A blog named for the muse of Astronomy containing musings by an astronomer

Announcing External SPECROAD… woot!

Posted on August 11, 2008 by Juan

A few folks have been aware that I am involved in an interesting project to determine the “Shape of our Galaxy”… specifically the nature of the asymmetries observed in the Thick Disk stars in the galaxy. Part of that project involved obtaining multi-fiber spectrograph observations of many stars in selected fields of the sky using the Hectospec multi-fiber spectrometer on the MMT on Mount Hopkins.

Unfortunately, there are very few “external” users of the Hectospec, so the software pipeline available for reducing Hectospec observations, called SPECROAD, was only geared to run on SAO computers. I spent a considerable amount of time last summer and this summer getting that software into a much more portable form, documenting how to use it, and removing bugs from the code.

All this work resulted in the creation of a new version of the Hectospec data pipeline I dubbed “External SPECROAD” or “E-SPECROAD” for short. There were several major problems with the original SPECROAD code that I addressed in E-SPECROAD:

  1. Nonportability: The SPECROAD scripts were only designed to run on a Solaris computer at the SAO, with files in specific hard-coded locations using a specific IRAF environment with all the IRAF parameters set before the scripts were run. This has been addressed by trying to assume almost nothing about a user’s IRAF environment from the start except that they have the proper packages installed.
  2. Lack of Documentation: The documentation for SPECROAD is frankly inadequate. It was an in-house tool for the SAO, so the publically-available documentation consists mostly of one webpage describing what the scripts do. I have now written up both an installation guide (because there are a lot of pre-requisite pieces of code to install) and a E-SPECROAD user’s guide.
  3. No Installation Instructions: There were several IRAF packages to install (available here). The shell scripts required not only the installation of several IRAF packages and the compilation of several C programs, they used korn shell (ksh) which I was unfamiliar with. And, as I would also soon discover, the ksh installed on the Mac had serious bugs in its list handling. There is now a fairly compete installation guide laying out all the pre-requisites and addressing installations on both Macs and Linux boxes.
  4. Undocumented Bugs: The available SPECROAD scripts had major bugs whose workarounds were undocumented and only available when I would email someone at the SAO to inquire about them.
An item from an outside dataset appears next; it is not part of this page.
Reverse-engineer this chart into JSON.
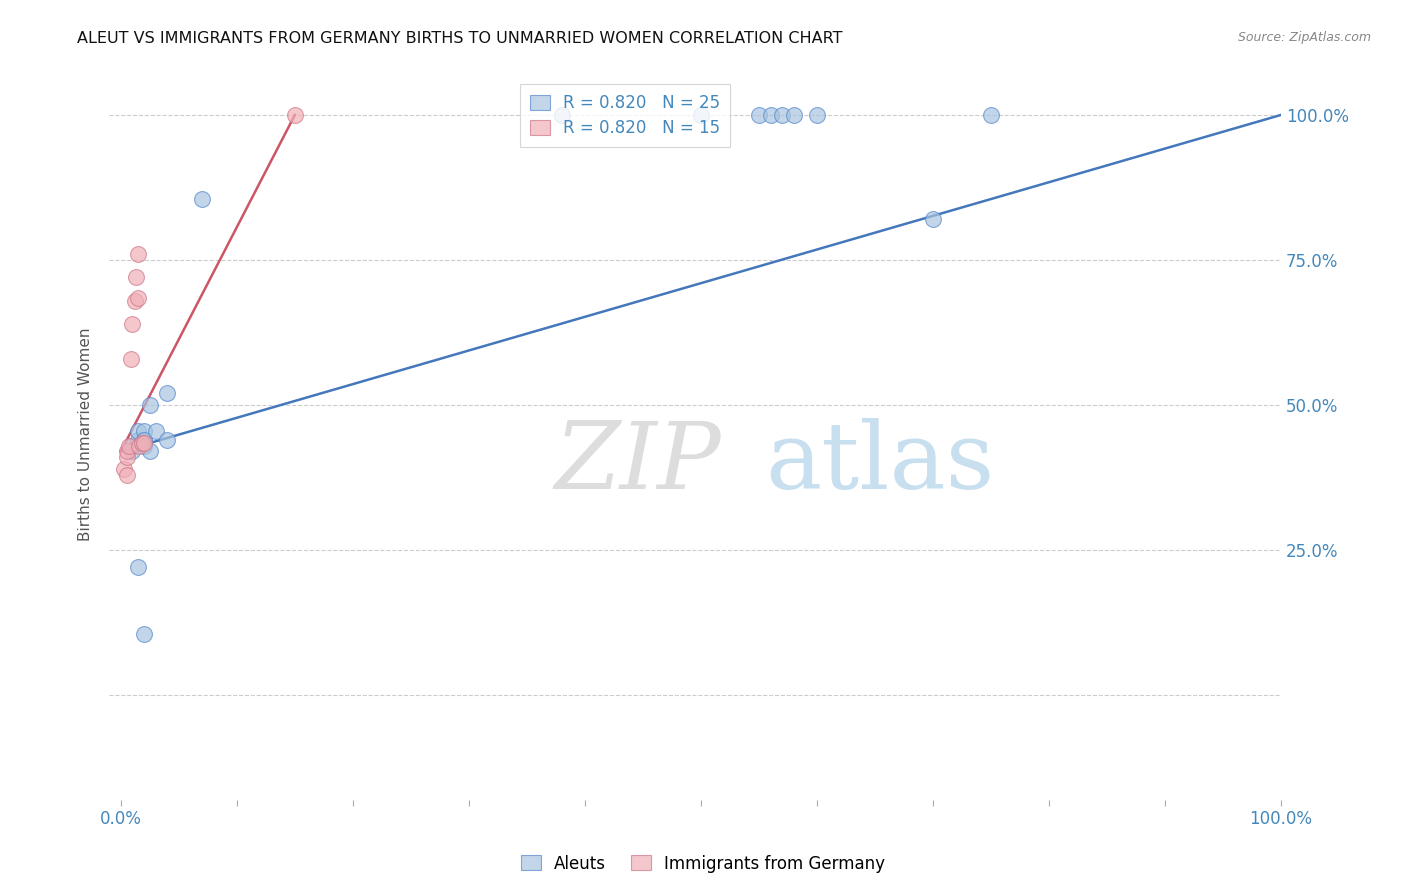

In one case, you had to know to actually break out of the script with Control-C, then run some of the reduction in IRAF, and then restart the script! E-SPECROAD has been fairly extensively debugged. It’s not bug free, but the exterminator has made some serious passes at the code.
  5. Assumed Availability of Spectral Templates: The SPECROAD scripts typically relied on pre-set spectral line databases for different grating/central wavelength configurations instead of having the user exploit the IRAF identify command to build a database. E-SPECROAD is geared toward the user who is going to wavelength calibrate their observations by building the spectral line database for themselves.
  6. Assumed Use of Low Resolution Spectra: The SPECROAD scripts were mostly pre-configured for working with 270gpm gratings and required some tweaking for 600gpm. E-SPECROAD can work with either configuration without editing the code.
  7. Inconvienent Backups As Data Reduction Progresses: If one of the scripts executed by SPECROAD crashed, you had to dig around subdirectories to “backtrack” the changes before restarting the script. With disk space not an issue, I prefer monolithic backups of the entire data directory at certain key points in the data reduction pipeline. Since you may not like this form of backup (as they consume a lot of disk space), they are optional.

Today, I am posting E-SPECROAD online as a beta release along with installation instructions and a user’s guide. All the other external users of Hectospec I am aware of, all two of you, can enjoy or complain to me about this code. The ones I am unaware of are free to use the code as well.